We should notice that Thomas didn’t completely discount what they said. He has some hope in Christ’s resurrection. After all, if Thomas didn’t believe, why is he still hanging around the other disciples where he could be caught by the Roman Guard? Why didn’t he go home, back to his fishing boat and nets, like the prodigal son? Thomas was there because he had faith in Christ; even he wasn’t willing to believe his friends completely. Maybe, just maybe, Thomas’ reaction isn’t a sign of his doubt for what his friends said, but a hope of having his own personal encounter with Christ again.

How many of us, at some point in our lives, have said something to the effect of, “God if you help me out of this, I will turn my life around or I will go to church every Sunday.” Remember, Thomas is still grieving the loss of Jesus. He is looking for reason within his grief. He is almost challenging Jesus to appear to him. And like so many of our prayers, they are not answered instantly. Thomas waits and it is a week before Christ comes to him. Christ comes, not in glorious splendor, perfect and radiant; but as he was last seen, with a body wounded and scared. Thomas says he would not believe any other way. This is a time of healing for Thomas. He could begin to put his doubts behind. Christ is both wounded and whole and now through Christ, Thomas’ woundedness, his doubting, allows him to be whole.

We are not that much different. Much like Christ, we have our wounds and scars; some of them may still be very sore and sensitive. Through our wounds we may want to avoid letting people into our life; avoid letting people know who we really are. When we are ashamed of our wounds we put up walls and it is hard for us to trust others. We put on masks that prevent others from seeing us the way we really are. Through building mutual trust, we can expose our wounds to others, allowing people close to us into the parts of our lives that we would rather avoid. When we accept our wounds we may be able to advocate for others who are wounded in similar ways.

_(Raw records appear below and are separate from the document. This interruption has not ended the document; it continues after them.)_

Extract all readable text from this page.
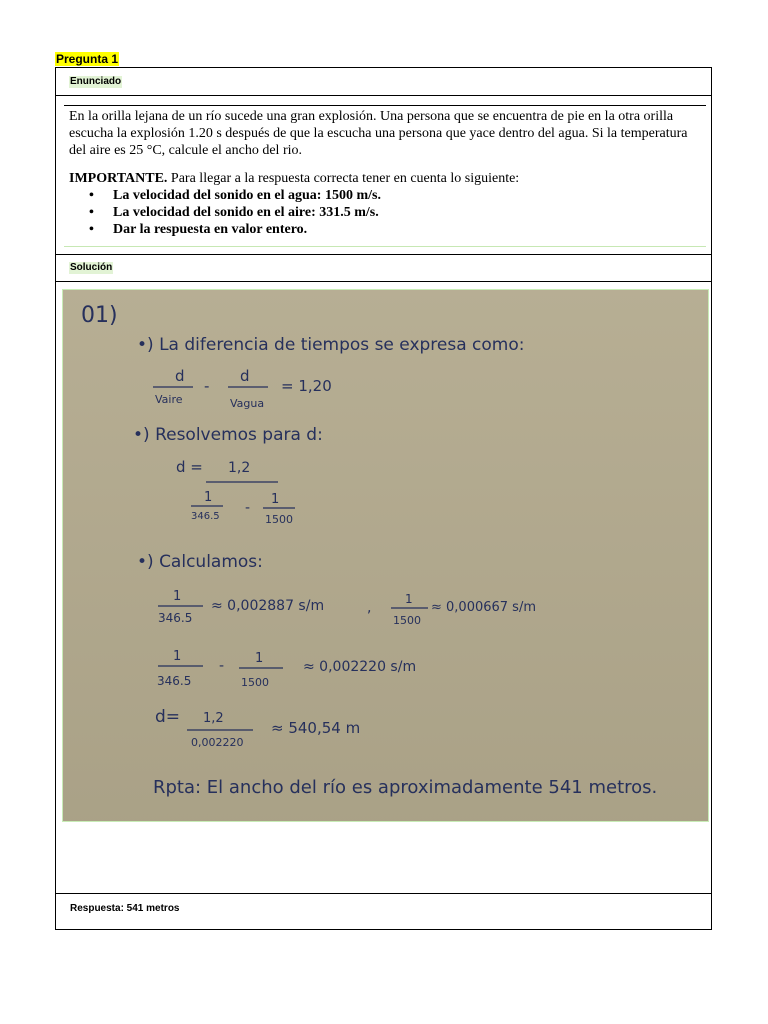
Pregunta 1
Enunciado

En la orilla lejana de un río sucede una gran explosión. Una persona que se encuentra de pie en la otra orilla escucha la explosión 1.20 s después de que la escucha una persona que yace dentro del agua. Si la temperatura del aire es 25 °C, calcule el ancho del rio.

IMPORTANTE. Para llegar a la respuesta correcta tener en cuenta lo siguiente:

• La velocidad del sonido en el agua: 1500 m/s.
• La velocidad del sonido en el aire: 331.5 m/s.
• Dar la respuesta en valor entero.
Solución
01)
•) La diferencia de tiempos se expresa como:
d
Vaire
-
d
Vagua
= 1,20
•) Resolvemos para d:
d = 1,2
1
346.5
-
1
1500
•) Calculamos:
1
346.5
≈ 0,002887 s/m	,
1
1500
≈ 0,000667 s/m
1
346.5
- 1
1500
≈ 0,002220 s/m
d= 1,2
0,002220
≈ 540,54 m
Rpta: El ancho del río es aproximadamente 541 metros.
Respuesta: 541 metros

This is part of authenticity. When we remove our masks, and others see us for who we are, we are more authentic. We are allowing others to believe in us by letting them touch our wounds. This is also a sign to others that we are resurrected people. It is by our wounds that we are brought to the place where we are today. It is by our wounds that we often allow Christ into our lives. It is when we are authentic, sharing our stories of woundedness to others, that we become credible witnesses to our experiences. By being who we are and removing our masks, we build trust and authenticity allowing others to know Christ through us. It is also through Christ that our woundedness is transformed into wholeness. Through Christ, we can understand that we are perfect and complete just the way we are. Are wounds make us individuals but they also bridge the gap of difference allowing us to empathize and understand others more deeply.